# 25 minute Meat Sauce.



## wooleybooger (Feb 23, 2019)

So what did you do for the sauce? Cook some meat and add your favorite bottled sauce. I do it all the time.


----------



## Nik333 (Mar 1, 2015)

Recipe? 😊


----------



## Two Knots (Nov 12, 2011)

wooleybooger said:


> So what did you do for the sauce? Cook some meat and add your favorite bottled sauce. I do it all the time.


 No, not so fast.


----------



## Two Knots (Nov 12, 2011)

Nik333 said:


> Recipe? 😊


First I fry up 3 or 4 cloves of garlic, ( until lightly brown) then add the ground beef and when that’s done I add a big can of plumb tomatoes ( 28 oz) and smash them down with potato masher.

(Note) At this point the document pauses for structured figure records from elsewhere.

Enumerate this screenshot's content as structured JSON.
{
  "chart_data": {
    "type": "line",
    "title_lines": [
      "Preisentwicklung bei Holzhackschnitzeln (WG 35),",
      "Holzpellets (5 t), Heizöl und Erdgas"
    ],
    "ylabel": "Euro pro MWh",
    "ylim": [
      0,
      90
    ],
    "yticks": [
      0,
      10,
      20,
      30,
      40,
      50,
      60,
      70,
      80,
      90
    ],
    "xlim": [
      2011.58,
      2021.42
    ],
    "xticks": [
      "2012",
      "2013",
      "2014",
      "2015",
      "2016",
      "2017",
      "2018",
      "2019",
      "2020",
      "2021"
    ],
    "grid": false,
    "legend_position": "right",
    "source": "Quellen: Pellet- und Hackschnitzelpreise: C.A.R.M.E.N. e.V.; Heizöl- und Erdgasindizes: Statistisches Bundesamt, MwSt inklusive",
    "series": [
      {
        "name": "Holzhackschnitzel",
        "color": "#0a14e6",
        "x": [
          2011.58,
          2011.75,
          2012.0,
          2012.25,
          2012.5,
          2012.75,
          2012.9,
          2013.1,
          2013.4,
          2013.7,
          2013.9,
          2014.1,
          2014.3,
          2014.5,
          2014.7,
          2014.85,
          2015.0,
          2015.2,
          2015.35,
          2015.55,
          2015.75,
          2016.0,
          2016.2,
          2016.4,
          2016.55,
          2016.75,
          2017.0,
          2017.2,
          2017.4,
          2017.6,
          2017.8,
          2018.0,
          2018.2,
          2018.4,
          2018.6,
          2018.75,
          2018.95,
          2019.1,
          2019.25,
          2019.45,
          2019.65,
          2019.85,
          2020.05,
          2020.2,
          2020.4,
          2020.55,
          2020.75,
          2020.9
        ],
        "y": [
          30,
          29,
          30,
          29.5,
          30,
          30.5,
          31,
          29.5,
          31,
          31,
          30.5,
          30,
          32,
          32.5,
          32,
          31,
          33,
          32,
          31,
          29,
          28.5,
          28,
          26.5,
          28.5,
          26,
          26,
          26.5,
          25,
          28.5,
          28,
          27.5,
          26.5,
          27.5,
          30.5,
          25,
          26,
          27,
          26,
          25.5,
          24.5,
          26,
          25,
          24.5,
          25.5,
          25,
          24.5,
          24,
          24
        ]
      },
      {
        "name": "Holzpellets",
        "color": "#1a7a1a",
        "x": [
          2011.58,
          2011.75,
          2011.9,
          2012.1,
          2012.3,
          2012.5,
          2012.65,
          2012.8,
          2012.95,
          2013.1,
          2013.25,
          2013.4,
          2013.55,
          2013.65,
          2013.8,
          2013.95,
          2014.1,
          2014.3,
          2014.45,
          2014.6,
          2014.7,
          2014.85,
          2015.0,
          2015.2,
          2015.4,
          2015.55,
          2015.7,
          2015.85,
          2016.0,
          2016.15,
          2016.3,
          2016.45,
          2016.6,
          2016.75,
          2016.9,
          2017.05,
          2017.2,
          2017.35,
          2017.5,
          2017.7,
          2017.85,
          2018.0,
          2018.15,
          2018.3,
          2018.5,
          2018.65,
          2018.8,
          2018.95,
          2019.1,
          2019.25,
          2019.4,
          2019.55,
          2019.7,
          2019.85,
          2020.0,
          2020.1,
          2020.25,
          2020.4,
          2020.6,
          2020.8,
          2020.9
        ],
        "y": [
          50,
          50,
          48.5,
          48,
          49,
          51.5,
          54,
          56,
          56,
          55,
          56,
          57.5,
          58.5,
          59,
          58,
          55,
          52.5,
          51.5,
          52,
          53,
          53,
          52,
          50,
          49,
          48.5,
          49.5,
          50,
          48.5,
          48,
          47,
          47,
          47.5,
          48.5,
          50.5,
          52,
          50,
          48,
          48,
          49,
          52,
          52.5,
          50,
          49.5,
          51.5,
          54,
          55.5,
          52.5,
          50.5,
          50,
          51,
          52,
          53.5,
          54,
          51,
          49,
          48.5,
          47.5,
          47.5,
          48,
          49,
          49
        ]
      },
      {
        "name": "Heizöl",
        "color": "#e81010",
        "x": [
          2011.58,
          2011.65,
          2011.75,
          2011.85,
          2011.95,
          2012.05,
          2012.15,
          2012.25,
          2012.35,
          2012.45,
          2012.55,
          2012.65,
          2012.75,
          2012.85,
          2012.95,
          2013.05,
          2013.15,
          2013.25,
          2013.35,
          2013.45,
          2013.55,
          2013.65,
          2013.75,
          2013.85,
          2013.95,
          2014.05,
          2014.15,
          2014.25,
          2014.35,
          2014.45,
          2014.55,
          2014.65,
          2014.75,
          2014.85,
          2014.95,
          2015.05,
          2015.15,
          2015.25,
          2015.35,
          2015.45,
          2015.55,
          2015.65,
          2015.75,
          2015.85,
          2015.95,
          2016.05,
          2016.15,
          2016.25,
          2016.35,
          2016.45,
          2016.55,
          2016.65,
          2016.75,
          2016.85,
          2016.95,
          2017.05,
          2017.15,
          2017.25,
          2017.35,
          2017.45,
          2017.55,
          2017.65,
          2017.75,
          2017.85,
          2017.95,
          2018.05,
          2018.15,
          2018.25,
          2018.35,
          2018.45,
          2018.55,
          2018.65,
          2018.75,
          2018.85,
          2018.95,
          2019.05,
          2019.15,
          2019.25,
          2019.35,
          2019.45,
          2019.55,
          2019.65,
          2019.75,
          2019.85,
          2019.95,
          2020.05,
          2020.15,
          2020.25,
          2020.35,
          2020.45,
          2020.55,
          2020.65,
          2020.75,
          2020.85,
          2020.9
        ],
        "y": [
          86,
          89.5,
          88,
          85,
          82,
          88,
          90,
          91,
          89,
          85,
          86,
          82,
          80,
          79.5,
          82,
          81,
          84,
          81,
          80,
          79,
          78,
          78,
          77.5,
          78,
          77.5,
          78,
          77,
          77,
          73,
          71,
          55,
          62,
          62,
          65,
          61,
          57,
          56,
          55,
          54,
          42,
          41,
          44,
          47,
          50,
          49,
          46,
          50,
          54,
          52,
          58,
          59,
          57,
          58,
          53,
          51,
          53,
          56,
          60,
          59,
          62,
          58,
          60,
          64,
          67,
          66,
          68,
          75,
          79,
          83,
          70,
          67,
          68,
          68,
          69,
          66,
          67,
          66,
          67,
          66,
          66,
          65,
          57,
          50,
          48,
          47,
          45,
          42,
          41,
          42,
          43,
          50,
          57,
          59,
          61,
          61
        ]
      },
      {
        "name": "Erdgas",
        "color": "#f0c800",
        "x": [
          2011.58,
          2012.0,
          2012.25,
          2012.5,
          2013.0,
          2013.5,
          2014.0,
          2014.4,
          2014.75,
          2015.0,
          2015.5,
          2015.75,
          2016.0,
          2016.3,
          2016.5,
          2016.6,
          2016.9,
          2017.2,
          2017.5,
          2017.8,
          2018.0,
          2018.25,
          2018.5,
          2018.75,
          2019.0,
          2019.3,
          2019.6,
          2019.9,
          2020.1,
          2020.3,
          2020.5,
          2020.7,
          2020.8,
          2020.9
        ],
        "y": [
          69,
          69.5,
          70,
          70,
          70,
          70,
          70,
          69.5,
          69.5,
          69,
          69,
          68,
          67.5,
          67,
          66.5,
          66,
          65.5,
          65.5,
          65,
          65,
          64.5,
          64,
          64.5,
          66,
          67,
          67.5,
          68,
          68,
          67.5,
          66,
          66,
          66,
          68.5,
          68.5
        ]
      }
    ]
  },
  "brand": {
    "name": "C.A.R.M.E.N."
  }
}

I then add a big jar of prepared sauce. ( 24 oz) To that I add about one cup of a combination of half and half and milk ( if I don’t have half and half I just add milk). The milk takes out the acidity out of the tomatoes and also enhances the flavor.

Then season with salt/ pepper, Italian seasoning, hot pepper flakes, chopped parsley, and a handful of chopped basil…simmer for 25 minutes…It makes a lot - I have a 4 cup container
of sauce left over…I have a lot of ricotta too…maybe I’ll make manicotti in a few days - or pizza and calzones.


----------



## wooleybooger (Feb 23, 2019)

Two Knots said:


> First I fry up 3 or 4 cloves of garlic, ( until lightly brown) then add the ground beef and when that’s done I add a big can of plumb tomatoes ( 28 oz) and smash them down with potato masher.
> 
> I then add a big jar of prepared sauce. ( 24 oz) To that I add about one cup of a combination of half and half and milk ( if I don’t have half and half I just add milk). The milk takes out the acidity out of the tomatoes and also enhances the flavor.
> 
> ...


Yes, that's what I meant but not so simple. Any canned/bottled sauce can stand a lot of improvement.


----------



## Two Knots (Nov 12, 2011)

Years ago, we always used plum tomatoes with a can of tomato paste. I have found that adding a jar of prepared sauce is much better…the only prepared sauce that I don’t like is Ragu…it’s too sweet…any other bran is fine.


----------



## wooleybooger (Feb 23, 2019)

The only bottled sauce I use is the Classico sauces that come in a screw top jar. Screw top as opposed to lug lids. The reason for that is the size is what is known as regular mouth and RM canning lids and bands will fit them. I save and use them for pickles and waterbath canning. It is said they are not thick enough to withstand pressure canning. They are not USDA approved for canning period but are used in other countries as are other types of jars. The reason given for that is the expense and ability to acquire canning jars. I also save lug lid jars and use for pickles and waterbath canning, also not USDA approved but done in other countries for the same reasons. I believe the UK has their own types of approved jars and are not the same as USDA. Don't know about other countries.


----------



## J. V. (Jun 1, 2007)

Nice job Knot. I make about a gallon of marinara sauce and store in small containers in the freezer. This way you have homemade sauce anytime you need it. Marinara is a mother sauce and can be used to make many other dishes.
I use it for pizza and pasta and its always at the ready.
Did you use fresh pasta or dried? I love those flat noodles. Perfect for your meat sauce.


----------



## Two Knots (Nov 12, 2011)

I use this imported from Italy…it taste like homemade noodles.


----------



## J. V. (Jun 1, 2007)

Thats the brand I buy at Costco. I also saw ATK had it rated number 1. Only one that had eggs in it. Very good pasta.
Oh....I cannot find that in any store here. Pappardadel. I know its spelled wrong but could not see it good in your picture.


----------



## Two Knots (Nov 12, 2011)

Costco sells it? How much is it at Costco? when it was on sale at the supermarket it was 99 cents a bag…I bought up a load of it, but only have a few bags left.
I haven’t seen it at the market since…nice to know my son can pick it up for me at Costco


----------



## wooleybooger (Feb 23, 2019)

Two Knots said:


> Costco sells it? How much is it at Costco? when it was on sale at the supermarket it was 99 cents a bag…I bought up a load of it,


Glad to know I'm not the only one that does that. Our grocery sometimes beat Dollar Tree and I load up. This week it will be Apple Juice. For drinking and syrup.


----------



## J. V. (Jun 1, 2007)

Two Knots said:


> Costco sells it? How much is it at Costco? when it was on sale at the supermarket it was 99 cents a bag…I bought up a load of it, but only have a few bags left.
> I haven’t seen it at the market since…nice to know my son can pick it up for me at Costco


Costco sells a 6 bag assorted pasta. 17oz each. But its the same manufacturer. Imported from Italy.
Unfortunately the type/flat noodle is not part of the package. And I have never seen that flat noodle at any of our grocery stores.
But its very good. I don't have the names of each type. But they are unusual and most likely packaged for Costco.
I think the 6 bag assorted pasta shapes was about $8.


----------